The cat, practically a kitten, he somehow knew, smiled brightly up at him before waving with one of its strangely hand-like paws before suddenly floating up into the air.

'A magical cat, then.'

Again it smiled at him, its mirth filling Harry up with mirth of his own as it twirled a couple of times, leaving him with a sound that he would carry for the rest of his life.

"Me~ew!"

It disappeared, and Harry found himself looking up at the concerned and curious faces of his friends.

His best friends. His very, very bestest friends, "I'm a cat. I think the best in the world."

And there was no more that needed to be said. They cleaned up the evidence and got back to their rooms before they could be missed.

The next day they all claimed to have had nightmares, such that their being tired all day could be explained, and from that point there was no more discussion about what happened just outside of the Chamber of Secrets.
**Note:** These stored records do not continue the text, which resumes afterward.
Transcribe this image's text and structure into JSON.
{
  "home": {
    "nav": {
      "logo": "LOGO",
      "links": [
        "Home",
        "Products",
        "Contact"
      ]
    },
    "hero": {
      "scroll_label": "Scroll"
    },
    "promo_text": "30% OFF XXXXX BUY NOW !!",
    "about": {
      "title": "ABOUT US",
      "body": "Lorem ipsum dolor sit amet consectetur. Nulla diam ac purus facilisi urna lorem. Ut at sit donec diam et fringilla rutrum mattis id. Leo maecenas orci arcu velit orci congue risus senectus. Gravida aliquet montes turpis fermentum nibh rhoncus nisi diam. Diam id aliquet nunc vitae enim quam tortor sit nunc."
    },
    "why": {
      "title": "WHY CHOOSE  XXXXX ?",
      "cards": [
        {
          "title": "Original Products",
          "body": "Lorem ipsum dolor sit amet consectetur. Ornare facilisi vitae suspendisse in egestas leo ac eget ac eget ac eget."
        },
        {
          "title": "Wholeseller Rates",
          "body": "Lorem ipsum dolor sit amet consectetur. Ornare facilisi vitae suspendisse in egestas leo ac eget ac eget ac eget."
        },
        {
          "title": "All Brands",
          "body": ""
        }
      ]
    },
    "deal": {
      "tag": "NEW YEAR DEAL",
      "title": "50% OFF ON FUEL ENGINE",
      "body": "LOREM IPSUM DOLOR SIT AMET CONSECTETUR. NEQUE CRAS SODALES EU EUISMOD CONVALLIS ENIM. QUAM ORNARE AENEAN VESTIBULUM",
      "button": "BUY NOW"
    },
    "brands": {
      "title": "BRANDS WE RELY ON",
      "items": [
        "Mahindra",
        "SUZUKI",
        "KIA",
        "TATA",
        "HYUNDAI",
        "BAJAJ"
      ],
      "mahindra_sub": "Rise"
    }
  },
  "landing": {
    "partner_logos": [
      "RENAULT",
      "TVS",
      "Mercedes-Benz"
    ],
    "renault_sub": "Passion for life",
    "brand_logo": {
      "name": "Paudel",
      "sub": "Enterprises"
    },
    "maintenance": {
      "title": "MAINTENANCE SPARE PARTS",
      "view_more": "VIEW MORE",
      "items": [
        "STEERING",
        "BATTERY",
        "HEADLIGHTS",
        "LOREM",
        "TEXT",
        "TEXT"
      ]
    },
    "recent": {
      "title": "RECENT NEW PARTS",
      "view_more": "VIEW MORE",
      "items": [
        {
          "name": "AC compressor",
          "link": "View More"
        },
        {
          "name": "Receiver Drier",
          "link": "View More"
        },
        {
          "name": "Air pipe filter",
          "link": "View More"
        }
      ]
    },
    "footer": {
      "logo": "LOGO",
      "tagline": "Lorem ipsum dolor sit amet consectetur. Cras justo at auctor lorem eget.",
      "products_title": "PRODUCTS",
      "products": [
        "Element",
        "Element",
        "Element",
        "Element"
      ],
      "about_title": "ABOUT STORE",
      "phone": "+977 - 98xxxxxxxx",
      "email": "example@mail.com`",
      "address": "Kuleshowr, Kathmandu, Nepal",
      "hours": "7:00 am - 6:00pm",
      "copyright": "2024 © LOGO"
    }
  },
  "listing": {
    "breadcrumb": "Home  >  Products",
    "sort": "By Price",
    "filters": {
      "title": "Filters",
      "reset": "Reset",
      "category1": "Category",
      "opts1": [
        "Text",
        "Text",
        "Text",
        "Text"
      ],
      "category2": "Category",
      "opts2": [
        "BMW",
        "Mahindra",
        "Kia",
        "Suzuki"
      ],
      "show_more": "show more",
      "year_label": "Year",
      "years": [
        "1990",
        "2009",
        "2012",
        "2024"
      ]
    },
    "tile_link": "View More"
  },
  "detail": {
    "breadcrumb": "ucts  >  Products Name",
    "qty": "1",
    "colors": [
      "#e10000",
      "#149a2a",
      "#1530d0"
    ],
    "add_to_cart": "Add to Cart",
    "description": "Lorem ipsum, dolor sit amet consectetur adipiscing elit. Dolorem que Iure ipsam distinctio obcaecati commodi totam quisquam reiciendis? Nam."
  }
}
It was a secret that they would take all the way home with them.

But it wouldn't stay secret forever. Fate had other plans, and she would not be denied.

-- End Chapter 1 --

This was more of a drum-up than anything else, the background as to how the rest of the story came about.
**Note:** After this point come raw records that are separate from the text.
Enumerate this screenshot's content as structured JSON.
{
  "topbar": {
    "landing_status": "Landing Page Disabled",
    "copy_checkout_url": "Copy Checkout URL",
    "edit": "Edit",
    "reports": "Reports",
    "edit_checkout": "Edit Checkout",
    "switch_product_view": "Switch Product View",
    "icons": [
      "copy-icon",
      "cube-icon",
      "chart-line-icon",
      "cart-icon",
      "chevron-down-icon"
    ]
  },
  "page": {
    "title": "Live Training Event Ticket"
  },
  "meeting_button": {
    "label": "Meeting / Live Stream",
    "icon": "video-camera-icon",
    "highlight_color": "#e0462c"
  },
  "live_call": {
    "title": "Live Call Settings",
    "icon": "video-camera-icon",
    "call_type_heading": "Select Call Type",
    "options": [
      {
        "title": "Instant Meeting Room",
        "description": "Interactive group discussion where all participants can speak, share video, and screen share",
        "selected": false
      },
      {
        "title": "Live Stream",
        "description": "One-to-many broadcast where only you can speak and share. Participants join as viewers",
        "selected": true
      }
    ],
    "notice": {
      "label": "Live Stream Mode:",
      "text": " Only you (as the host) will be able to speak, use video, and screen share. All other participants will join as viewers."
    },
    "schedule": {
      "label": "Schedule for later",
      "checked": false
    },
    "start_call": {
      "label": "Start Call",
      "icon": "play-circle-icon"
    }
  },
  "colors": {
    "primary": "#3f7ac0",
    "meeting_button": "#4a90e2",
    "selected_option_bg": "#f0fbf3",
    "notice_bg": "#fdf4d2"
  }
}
I'm not sure, exactly, what gave me the idea. I almost always have a liberal mixture of several (dozen) different things running about in my mind at any one moment, and one day I thought it might be entertaining to have a Mew at Hogwarts. Originally I thought I might have a student have a Mew as a familiar, it technically being a cat, but then this idea popped out of nowhere and I liked it. I liked it a lot.

So, I started fleshing it out, and (obviously) writing it down.
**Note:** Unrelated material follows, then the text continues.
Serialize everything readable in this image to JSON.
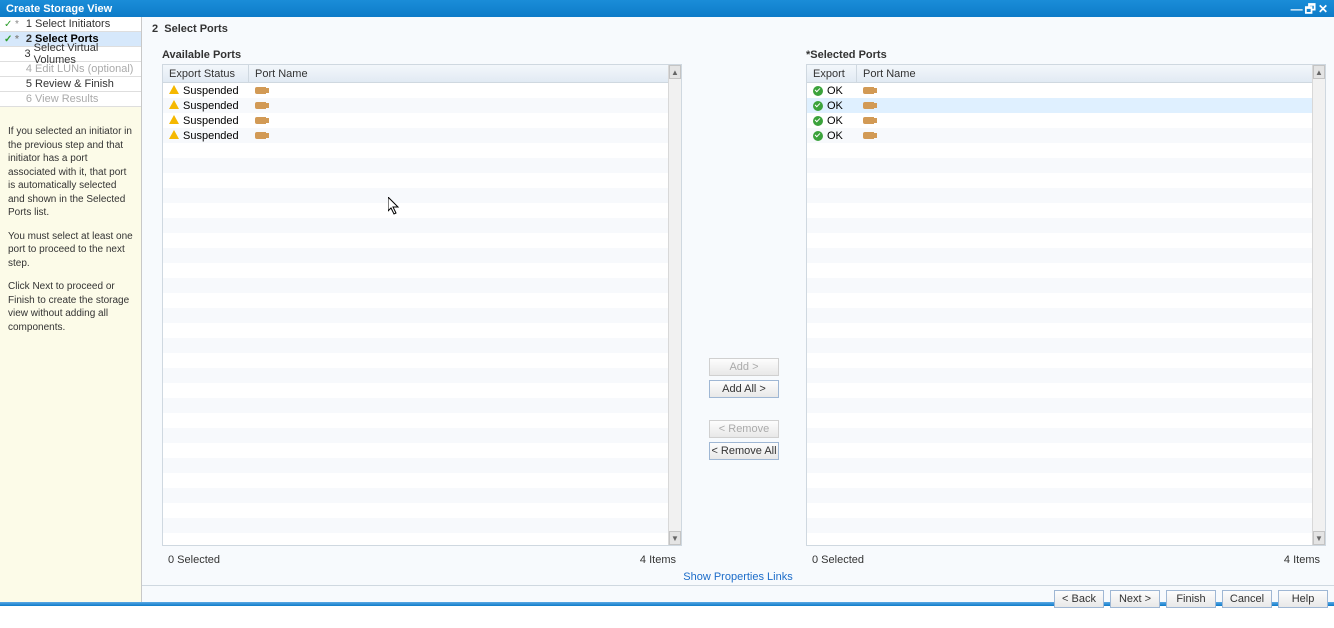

One thing I want to say is this: This fic isn't really meant to be taken entirely seriously. I'd like to keep the quality up and all that, but this story will likely lean more on the innocent feel of Pokemon than on the Heavy feel of Harry Potter, though I'd rather simply have a mix of the two such that neither is truly overshadowed. (Too much.)

Past that I just want to say right now that this was a one time deal, no one else will be turning into Pokemon (unless I later decide to break this rule, which I suppose is possible).

Showing Version Edit Notes: I was just going through this, pouting and complaining at how short it had turned out to be, being only three pages at my usual nine-point, rather than eight. I was, and am willing to allow the shortness since this was more of a prologue than an actual chapter, but that wasn't really got me tied up in the head, but rather it was my realization that over the years I had become somewhat preoccupied with one thing, one small, innocent little bit of punctuation that a lot of other people probably don't give all that much mind to: The Comma. I spent nearly as much time playing with the commas in this one chapter as would have taken me to write it in the first place. That sort of obsessive behavior, while good for making quality writing I'm sure, it can't be good for my overall mental health. (Not that my mental health is in a good way to begin with, mind you. I suppose we're all a tad dismembered in the head from time to time, but I seem to be taking it with a similar fervor as Professor Dumbledore, except without the hidden power the old wizard has to back up his dementia. Hehe.)